The present invention of an AI enabled assistive wearable device for blind and visually impaired individuals, increase their access to information, and enhance their ability to participate in various activities.
,CLAIMS:We Claim,
1. An Artificial Intelligence (AI)-enabled assistive wearable device for blind and visually impaired
, comprising:
- an eyeglass (1);
- an enclosure (3) connected with an arm of the eyeglass (1);
- a USB (Universal Serial Bus) cable (4) operatively fixed with a circuitry of the enclosure (3);
- a user equipment (5) detachably connected with the USB cable (4) of the enclosure (3),
- a circuitry within the enclosure (3) including USB camera (2) having a resolution of 5 megapixels (MP) consists of a lens, a real-time object detection model, a high-performance object detection model, an Open Neural Network Exchange Text Recognition (Onnx TR), an Application Programming Interface (API) model, and a Generative Pre-trained Transformer 4 (GPT-4) model;
said real-time object detection model, comprising the Single Shot MultiBox Detector (SSD) framework, MobileNet V2 backbone, and Feature Pyramid Network Lite (FPNLite) configuration, optimized for speed and accuracy on the user equipment (5), capable of detecting objects of varying sizes and recall rates;
said high-performance object detection model comprising the EfficientDet D0 configuration, for efficient deployment in environments with computational resources, utilizing the EfficientNet backbone with compound scaling to optimize width, depth, and resolution, including CBS (Conv + BN + SiLU) blocks, C3 blocks, SPPF block, neck, and head;
said document processing system utilizes an Onnx TR model for text recognition, OCR, and image analysis, supporting multiple document formats and extracting textual content, images, and metadata, generating searchable PDFs from scanned PDFs using OCR and embedding text within them, processing DOCX and PPT/PPTX documents, utilizing MongoDB for data storage and vector searches, and integrating with Langchain for document processing, retrieval, and question-answering capabilities;
said interactive learning system integrated into the user interface application, including an API for real-time answers and explanations, providing interactive learning, customizable responses, instant information retrieval, multi-disciplinary support, and conversational context retention, processing user prompts, interacting with the API;
said real-time image analysis system includes the GPT-4 model for generating detailed and context-aware descriptions of visual content, integrating with live feeds and supporting high-resolution images, offering API access for image capture and description retrieval;
wherein, said wearable device is configured to capture real-time visual information from the surrounding environment, process the captured information, and provide audio or haptic feedback to the user.

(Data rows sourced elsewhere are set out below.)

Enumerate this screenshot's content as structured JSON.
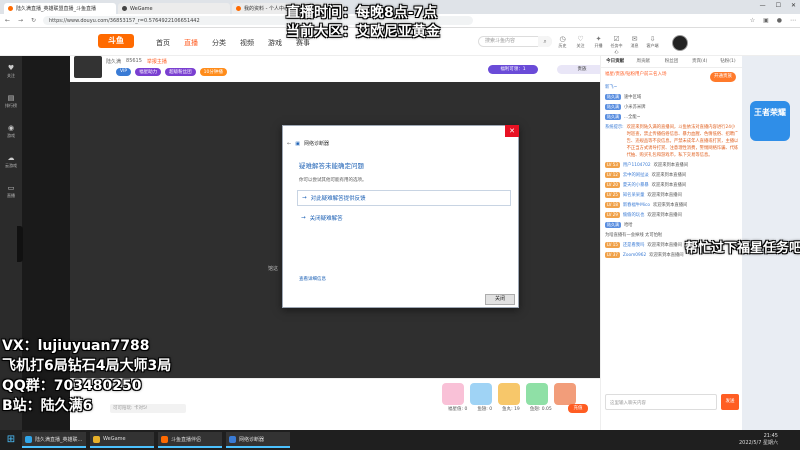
{
  "browser": {
    "tabs": [
      {
        "label": "陆久满直播_英雄联盟直播_斗鱼直播"
      },
      {
        "label": "WeGame"
      },
      {
        "label": "我的资料 - 个人中心 - 斗鱼"
      }
    ],
    "url": "https://www.douyu.com/36853157_r=0.5764922106651442"
  },
  "site": {
    "logo": "斗鱼",
    "nav": [
      "首页",
      "直播",
      "分类",
      "视频",
      "游戏",
      "赛事"
    ],
    "search_placeholder": "搜索斗鱼内容",
    "header_icons": [
      {
        "icon": "history-icon",
        "label": "历史"
      },
      {
        "icon": "follow-icon",
        "label": "关注"
      },
      {
        "icon": "star-icon",
        "label": "开播"
      },
      {
        "icon": "task-icon",
        "label": "任务中心"
      },
      {
        "icon": "message-icon",
        "label": "消息"
      },
      {
        "icon": "download-icon",
        "label": "客户端"
      }
    ]
  },
  "overlay": {
    "top1": "直播时间：每晚8点-7点",
    "top2": "当前大区：艾欧尼亚黄金",
    "vx": "VX：lujiuyuan7788",
    "rank": "飞机打6局钻石4局大师3局",
    "qq": "QQ群：703480250",
    "bili": "B站：陆久满6",
    "mid": "帮忙过下福星任务吧"
  },
  "left_sidebar": {
    "items": [
      "关注",
      "排行榜",
      "游戏",
      "云游戏",
      "直播"
    ]
  },
  "room": {
    "line1": [
      "陆久满",
      "85615",
      "举报主播"
    ],
    "tags": [
      "VIP",
      "福星助力",
      "超级粉丝团",
      "10分钟播"
    ],
    "power_label": "福利可领：1",
    "noble_label": "贵族"
  },
  "dialog": {
    "title": "网络诊断器",
    "heading": "疑难解答未能确定问题",
    "subtitle": "你可以尝试其他可能有用的选项。",
    "option1": "对此疑难解答提供反馈",
    "option2": "关闭疑难解答",
    "detail_link": "查看详细信息",
    "close_button": "关闭"
  },
  "video": {
    "mid_text": "馆这"
  },
  "gift_bar": {
    "input_placeholder": "可可陪玩: 卡对5!",
    "gift_info": [
      "福星值: 0",
      "鱼翅: 0",
      "鱼丸: 19",
      "鱼翅: 0.05"
    ],
    "recharge": "充值"
  },
  "right_panel": {
    "tabs": [
      "今日贡献",
      "周贡献",
      "粉丝团",
      "贵宾(4)",
      "钻粉(1)"
    ],
    "rank_note": "福星/贵族/钻粉用户前三名入场",
    "open_btn": "开通贵族",
    "chat": [
      {
        "lv": "",
        "badge": "",
        "name": "新飞~",
        "text": ""
      },
      {
        "lv": "",
        "badge": "陆久满",
        "name": "",
        "text": "速中区域"
      },
      {
        "lv": "",
        "badge": "陆久满",
        "name": "",
        "text": "小米苏米牌"
      },
      {
        "lv": "",
        "badge": "陆久满",
        "name": "",
        "text": "...全能~"
      },
      {
        "lv": "",
        "badge": "",
        "name": "系统提示:",
        "text": "欢迎来到陆久满的直播间，斗鱼依法对直播内容进行24小时巡查，禁止传播低俗信息、暴力血腥、色情低俗、招聘广告、违规品等不良信息。严禁未成年人直播或打赏，主播以不正当方式诱导打赏、注意理性消费，警惕网络诈骗、代练代抽、购买礼包和游戏币，私下交易等信息。",
        "sys": true
      },
      {
        "lv": "LV 53",
        "badge": "",
        "name": "用户1104702",
        "text": "欢迎来到本直播间"
      },
      {
        "lv": "LV 12",
        "badge": "",
        "name": "云中的闲扯淡",
        "text": "欢迎来到本直播间"
      },
      {
        "lv": "LV 20",
        "badge": "",
        "name": "夏天的小暴暴",
        "text": "欢迎来到本直播间"
      },
      {
        "lv": "LV 25",
        "badge": "",
        "name": "知名呆呆童",
        "text": "欢迎来到本直播间"
      },
      {
        "lv": "LV 18",
        "badge": "",
        "name": "新春福牛Mico",
        "text": "欢迎来到本直播间"
      },
      {
        "lv": "LV 29",
        "badge": "",
        "name": "偷偷的玩也",
        "text": "欢迎来到本直播间"
      },
      {
        "lv": "",
        "badge": "陆久满",
        "name": "",
        "text": "哈哈"
      },
      {
        "lv": "",
        "badge": "",
        "name": "",
        "text": "为啥直播有一会掉线 太可怕啦"
      },
      {
        "lv": "LV 15",
        "badge": "",
        "name": "还是看我吗",
        "text": "欢迎来到本直播间"
      },
      {
        "lv": "LV 37",
        "badge": "",
        "name": "Zoom0962",
        "text": "欢迎来到本直播间"
      }
    ],
    "input_placeholder": "这里输入聊天内容",
    "send_btn": "发送"
  },
  "promo": {
    "text": "王者荣耀"
  },
  "taskbar": {
    "items": [
      "陆久满直播_英雄联...",
      "WeGame",
      "斗鱼直播伴侣",
      "网络诊断器"
    ],
    "time": "21:45",
    "date": "2022/5/7 星期六"
  }
}
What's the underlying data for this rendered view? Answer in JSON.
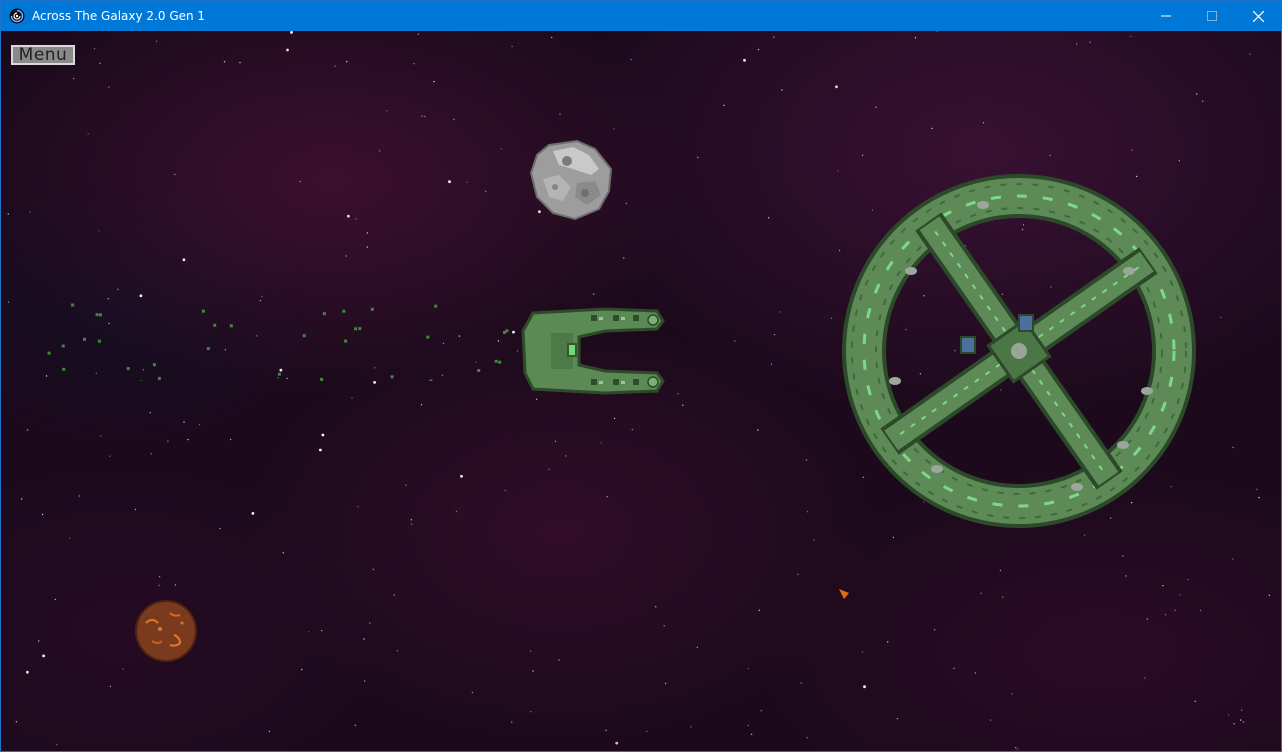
{
  "window": {
    "title": "Across The Galaxy 2.0 Gen 1",
    "icon": "galaxy-swirl-icon",
    "titlebar_color": "#0078d7",
    "controls": [
      "minimize-icon",
      "maximize-icon",
      "close-icon"
    ]
  },
  "hud": {
    "menu_label": "Menu"
  },
  "scene": {
    "background": "purple nebula starfield",
    "objects": [
      {
        "name": "space-station",
        "color": "#5d8a57"
      },
      {
        "name": "player-ship",
        "color": "#5b8a55"
      },
      {
        "name": "asteroid",
        "color": "#a9a9a9"
      },
      {
        "name": "planet",
        "color": "#7a3a1e"
      },
      {
        "name": "orange-marker",
        "color": "#e06a10"
      },
      {
        "name": "debris-particles",
        "color": "#3f8a3a"
      }
    ]
  }
}
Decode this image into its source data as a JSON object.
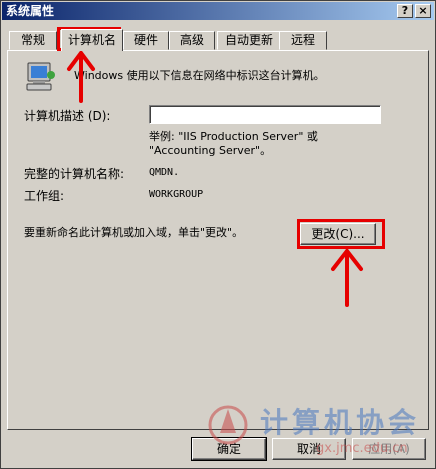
{
  "window": {
    "title": "系统属性",
    "help_btn": "?",
    "close_btn": "×"
  },
  "tabs": [
    {
      "label": "常规"
    },
    {
      "label": "计算机名"
    },
    {
      "label": "硬件"
    },
    {
      "label": "高级"
    },
    {
      "label": "自动更新"
    },
    {
      "label": "远程"
    }
  ],
  "panel": {
    "info_text": "Windows 使用以下信息在网络中标识这台计算机。",
    "description_label": "计算机描述 (D):",
    "description_value": "",
    "example_line1": "举例: \"IIS Production Server\" 或",
    "example_line2": "\"Accounting Server\"。",
    "full_name_label": "完整的计算机名称:",
    "full_name_value": "QMDN.",
    "workgroup_label": "工作组:",
    "workgroup_value": "WORKGROUP",
    "rename_text": "要重新命名此计算机或加入域，单击\"更改\"。",
    "change_button": "更改(C)..."
  },
  "footer": {
    "ok": "确定",
    "cancel": "取消",
    "apply": "应用(A)"
  },
  "watermark": {
    "text": "计算机协会",
    "url": "gx.jmc.edu.cn"
  },
  "colors": {
    "annotation": "#e60000",
    "titlebar": "#0a246a",
    "face": "#d4d0c8"
  }
}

2. The AI-enabled assistive wearable device as claimed in claim 1, wherein the device is capable of capturing video, images and processing captured images and videos locally without an internet connectivity.

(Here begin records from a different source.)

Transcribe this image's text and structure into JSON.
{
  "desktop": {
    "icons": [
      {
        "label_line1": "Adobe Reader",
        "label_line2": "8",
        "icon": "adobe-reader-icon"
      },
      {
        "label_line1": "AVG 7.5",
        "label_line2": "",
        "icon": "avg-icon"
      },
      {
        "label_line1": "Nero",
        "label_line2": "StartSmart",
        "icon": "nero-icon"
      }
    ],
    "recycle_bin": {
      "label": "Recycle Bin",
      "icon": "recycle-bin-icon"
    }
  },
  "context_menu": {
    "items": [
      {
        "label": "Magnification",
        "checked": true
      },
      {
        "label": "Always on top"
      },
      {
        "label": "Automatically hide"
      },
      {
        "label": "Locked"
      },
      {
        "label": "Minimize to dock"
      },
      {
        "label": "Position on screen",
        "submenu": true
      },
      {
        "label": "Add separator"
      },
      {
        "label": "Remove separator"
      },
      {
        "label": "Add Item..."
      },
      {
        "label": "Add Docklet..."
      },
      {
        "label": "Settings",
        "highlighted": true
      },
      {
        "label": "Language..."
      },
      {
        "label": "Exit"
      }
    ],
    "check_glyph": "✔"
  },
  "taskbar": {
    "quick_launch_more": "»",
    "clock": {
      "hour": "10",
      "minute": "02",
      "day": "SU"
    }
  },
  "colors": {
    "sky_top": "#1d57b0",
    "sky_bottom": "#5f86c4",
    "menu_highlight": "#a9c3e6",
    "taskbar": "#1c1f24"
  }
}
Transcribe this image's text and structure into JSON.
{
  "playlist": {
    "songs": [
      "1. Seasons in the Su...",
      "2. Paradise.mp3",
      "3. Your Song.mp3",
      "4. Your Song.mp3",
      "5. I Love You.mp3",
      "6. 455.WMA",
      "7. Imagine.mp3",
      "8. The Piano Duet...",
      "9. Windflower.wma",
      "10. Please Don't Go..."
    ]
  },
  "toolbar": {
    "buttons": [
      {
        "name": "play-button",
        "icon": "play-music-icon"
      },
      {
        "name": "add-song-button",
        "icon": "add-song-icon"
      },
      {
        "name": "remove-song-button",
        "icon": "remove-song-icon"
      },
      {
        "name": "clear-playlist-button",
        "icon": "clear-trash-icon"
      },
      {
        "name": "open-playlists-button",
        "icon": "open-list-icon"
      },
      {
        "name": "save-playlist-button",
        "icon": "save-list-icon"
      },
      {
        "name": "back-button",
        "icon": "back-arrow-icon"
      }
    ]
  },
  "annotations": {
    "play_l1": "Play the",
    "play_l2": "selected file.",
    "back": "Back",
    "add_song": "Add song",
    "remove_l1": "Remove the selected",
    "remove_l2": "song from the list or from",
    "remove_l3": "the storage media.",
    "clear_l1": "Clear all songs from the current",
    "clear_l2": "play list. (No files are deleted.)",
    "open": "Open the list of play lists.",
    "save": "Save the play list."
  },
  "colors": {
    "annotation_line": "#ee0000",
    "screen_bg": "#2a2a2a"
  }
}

3. The assistive wearable device of claim 1, wherein the device includes customizable settings for audio feedback volume and haptic feedback type.
4. The assistive wearable device of claim 1, wherein the device is equipped with an adjustable camera angle to ensure optimal viewing for the user.

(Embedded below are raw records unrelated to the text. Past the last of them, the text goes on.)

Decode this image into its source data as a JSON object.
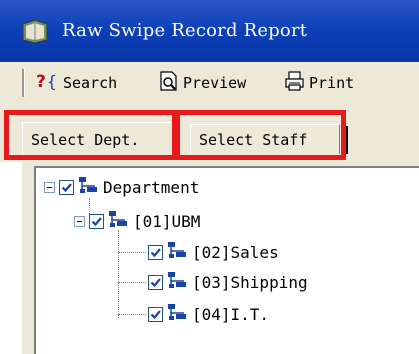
{
  "window": {
    "title": "Raw Swipe Record Report",
    "icon": "report-book-icon"
  },
  "toolbar": {
    "search_label": "Search",
    "preview_label": "Preview",
    "print_label": "Print"
  },
  "tabs": [
    {
      "label": "Select Dept.",
      "active": true
    },
    {
      "label": "Select Staff",
      "active": false
    }
  ],
  "highlight_color": "#e8191c",
  "tree": {
    "root": {
      "label": "Department",
      "checked": true,
      "expanded": true
    },
    "nodes": [
      {
        "label": "[01]UBM",
        "checked": true,
        "expanded": true,
        "level": 1
      },
      {
        "label": "[02]Sales",
        "checked": true,
        "level": 2
      },
      {
        "label": "[03]Shipping",
        "checked": true,
        "level": 2
      },
      {
        "label": "[04]I.T.",
        "checked": true,
        "level": 2
      }
    ]
  }
}
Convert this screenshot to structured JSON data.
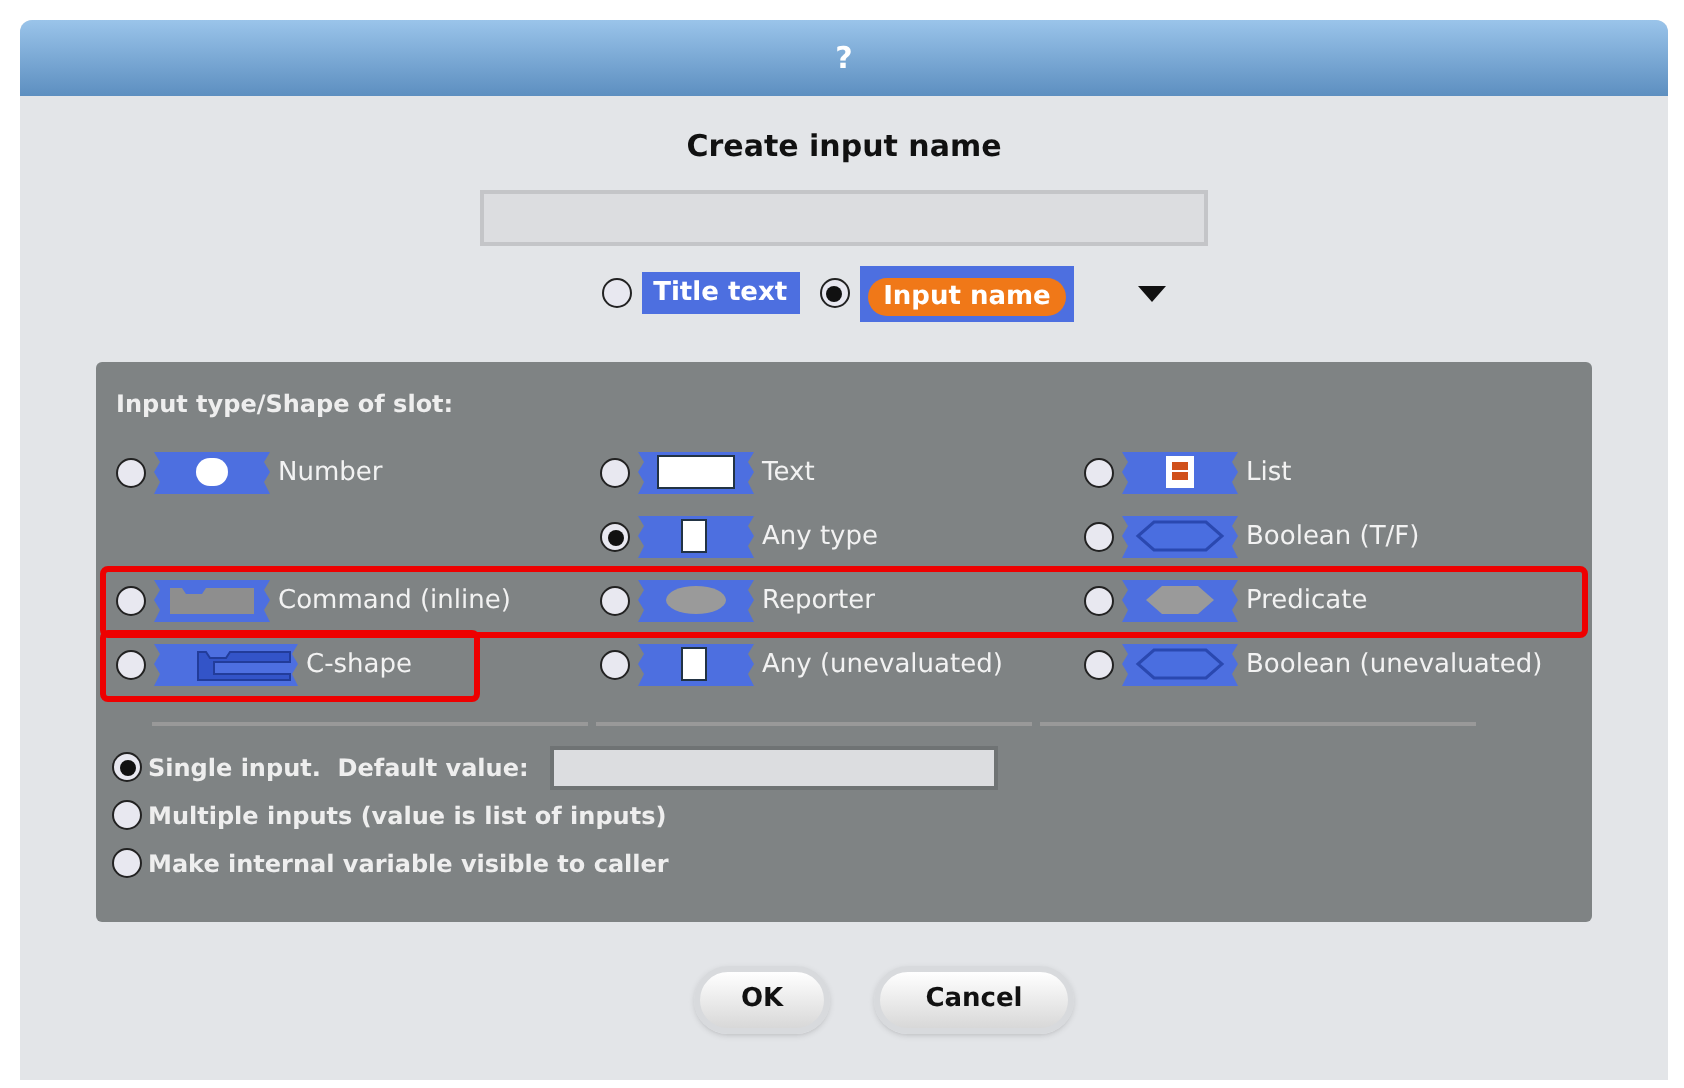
{
  "window": {
    "title": "?"
  },
  "heading": "Create input name",
  "name_kinds": [
    {
      "label": "Title text",
      "selected": false,
      "kind": "title"
    },
    {
      "label": "Input name",
      "selected": true,
      "kind": "input"
    }
  ],
  "slot_panel": {
    "title": "Input type/Shape of slot:",
    "rows": [
      {
        "highlighted": false,
        "cells": [
          {
            "label": "Number",
            "kind": "number",
            "selected": false,
            "highlighted": false
          },
          {
            "label": "Text",
            "kind": "text",
            "selected": false,
            "highlighted": false
          },
          {
            "label": "List",
            "kind": "list",
            "selected": false,
            "highlighted": false
          }
        ]
      },
      {
        "highlighted": false,
        "cells": [
          null,
          {
            "label": "Any type",
            "kind": "any",
            "selected": true,
            "highlighted": false
          },
          {
            "label": "Boolean (T/F)",
            "kind": "boolean",
            "selected": false,
            "highlighted": false
          }
        ]
      },
      {
        "highlighted": true,
        "cells": [
          {
            "label": "Command (inline)",
            "kind": "command",
            "selected": false,
            "highlighted": false
          },
          {
            "label": "Reporter",
            "kind": "reporter",
            "selected": false,
            "highlighted": false
          },
          {
            "label": "Predicate",
            "kind": "predicate",
            "selected": false,
            "highlighted": false
          }
        ]
      },
      {
        "highlighted": false,
        "cells": [
          {
            "label": "C-shape",
            "kind": "cshape",
            "selected": false,
            "highlighted": true
          },
          {
            "label": "Any (unevaluated)",
            "kind": "any",
            "selected": false,
            "highlighted": false
          },
          {
            "label": "Boolean (unevaluated)",
            "kind": "boolean",
            "selected": false,
            "highlighted": false
          }
        ]
      }
    ],
    "options": [
      {
        "label": "Single input.  Default value:",
        "selected": true,
        "has_field": true
      },
      {
        "label": "Multiple inputs (value is list of inputs)",
        "selected": false,
        "has_field": false
      },
      {
        "label": "Make internal variable visible to caller",
        "selected": false,
        "has_field": false
      }
    ]
  },
  "buttons": [
    "OK",
    "Cancel"
  ]
}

5. The assistive wearable device of claim 1, wherein the device includes the object detection model enabling user to identify objects in their surroundings and the currency identification model, enabling users to identify and verify currency.
6. The assistive wearable device of claim 1, wherein the device is securely attached to the arm of the eyeglasses (1) using a cable tie (9) and powered by the user equipment’s battery.

Dated this 07th day of October, 2024.